Thursday

Rate Scandal: Deutsche Bank's First Big Fine Won't Be Its Last

By Stefan Kaiser

Subprime mortgages, currency tricks, interest rate fixing: Wherever supervisory authorities have probed crooked deals of the past, Deutsche Bank comes up. Now Germany's biggest bank has had to pay its first big fine. It won't be the last.

The statement had already been prepared: "We are attaching the highest institutional importance to ensuring that this type of misconduct does not happen again," the chief executives of Deutsche Bank, Anshu Jain and Jürgen Fitschen, said in a statement shortly before midday on Wednesday. Minutes earlier, the European Commission in Brussels had slapped record fines totaling €1.7 billion ($2.3 billion) on six international banks. Deutsche Bank's share was the biggest by far at €725 million.

The Commission concluded that Germany's biggest bank, together with three other banks, was part of a cartel that manipulated the Euribor benchmark interest rate. It also said the bank colluded illegally in setting the equivalent London and Tokyo rates. The banks had admitted their misconduct and agreed to a settlement, said Competition Commissioner Joaquin Almunia.

It's the first major fine Deutsche Bank has has to pay for its past sins,and it's unlikely to be the last. The bank is embroiled in many lawsuits around the world, most of them related to the time before the 2008 financial crisis.

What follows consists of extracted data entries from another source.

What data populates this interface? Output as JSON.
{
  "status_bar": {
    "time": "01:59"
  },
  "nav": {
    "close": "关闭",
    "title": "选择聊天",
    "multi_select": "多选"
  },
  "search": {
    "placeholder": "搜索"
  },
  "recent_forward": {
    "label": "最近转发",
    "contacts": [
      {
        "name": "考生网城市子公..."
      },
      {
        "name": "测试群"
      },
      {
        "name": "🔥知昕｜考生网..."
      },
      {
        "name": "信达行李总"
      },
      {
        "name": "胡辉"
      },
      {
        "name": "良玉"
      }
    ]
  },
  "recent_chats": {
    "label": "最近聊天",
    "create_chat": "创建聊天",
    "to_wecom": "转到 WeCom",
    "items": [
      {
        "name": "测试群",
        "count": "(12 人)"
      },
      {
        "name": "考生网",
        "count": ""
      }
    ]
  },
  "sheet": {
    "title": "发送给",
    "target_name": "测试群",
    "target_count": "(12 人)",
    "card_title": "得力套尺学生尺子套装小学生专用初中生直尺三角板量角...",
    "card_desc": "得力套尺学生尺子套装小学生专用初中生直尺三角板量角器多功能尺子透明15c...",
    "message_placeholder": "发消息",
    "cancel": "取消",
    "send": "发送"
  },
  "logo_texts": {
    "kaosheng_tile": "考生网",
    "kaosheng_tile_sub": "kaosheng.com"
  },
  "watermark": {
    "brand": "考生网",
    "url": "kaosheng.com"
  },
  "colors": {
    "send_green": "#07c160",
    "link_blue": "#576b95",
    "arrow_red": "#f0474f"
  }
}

Several US authorities are targeting the perpetrators of the financial crisis -- banks that bundled and sold the controversial mortgage-backed securities from home loans. JP Morgan Chase alone has to pay $13 billion. Deutsche Bank faces possible claims running into billions of dollars.

Deutsche Bank also faces a hefty fine in its neverending battle with the heirs of the late media tycoon Leo Kirch. A Munich court has already sentenced the bank to pay compensation but Deutsche Bank has lodged an appeal with the Federal Court of Justice. Kirch's lawyers blame the bank for the media empire's collapse in 2002. They want around €2 billion in compensation.

• There are also accusations of manipulation in the currency markets. A number of supervisory authorities have launched probes, including BAFin, the German Federal Financial Supervisory Authority. But a BAFin spokesman said there is no indication that traders from German banks have been involved. However, the FBI is reported to have paid a Deutsche Bank trader in New York an unannounced visit. Deutsche Bank is the world's largest currency trader.

The €725 million fine is unlikely to be the last payment in the interest-rate fixing case. The bank may even face a higher fine. Supervisory authorities in countries including the US and UK are also investigating the case.

They have already imposed fines on four banks: Swtzerland's UBS, Britain's Barclays, the Royal Bank of Scotland and Dutch Rabobank had to pay a total of almost $4 billion. Analysts expect Deutsche Bank to reach a settlement next year. Germany's BAFin is also investigating Deutsche Bank's interest business.

'Integrity Is a Core Values'
 
The new leadership under co-heads Fitschen and Jain are trying to limit the damage to the bank's image. But that will be difficult, given the frequency of newly emerging scandals -- especially since both bosses have long held leadership positions within the organization and can thus share some responsibility for the mistakes of the past.
Last summer, Fitschen and Jain presented their employees with a new set of corporate values. They're appealing to these same values now in view of the fallout over the interest rate scandal. "Acting with integrity is a core value at Deutsche Bank, and we expect every employee to adhere to it," they said in Wednesday's statement.

The bank has, by its own account, already improved its internal oversight structures in response to the interest rate scandal. A total of seven traders were fired. After a labor court judgment, however, five of them had to be rehired. The court held the bank's organizational structure primarily responsible for the failures. The bank has appealed against the decision.

But the material damage caused by the numerous scandals could turn out to be even more unpleasant than the damage to Deutsche Bank's reputation. The bank has already set aside €4.1 billion for dealing with the past. That should cover the penalties that have already been imposed. But whether it proves enough to quell ongoing conflicts, and those yet to arise, is doubted by even the highest authority, the European Central Bank (ECB). The provisions put in place by the institute are high, said ECB executive board member Jörg Asmussen at a recent panel discussion on Deutsche Bank chief Fitschen. "But the question remains whether that will suffice."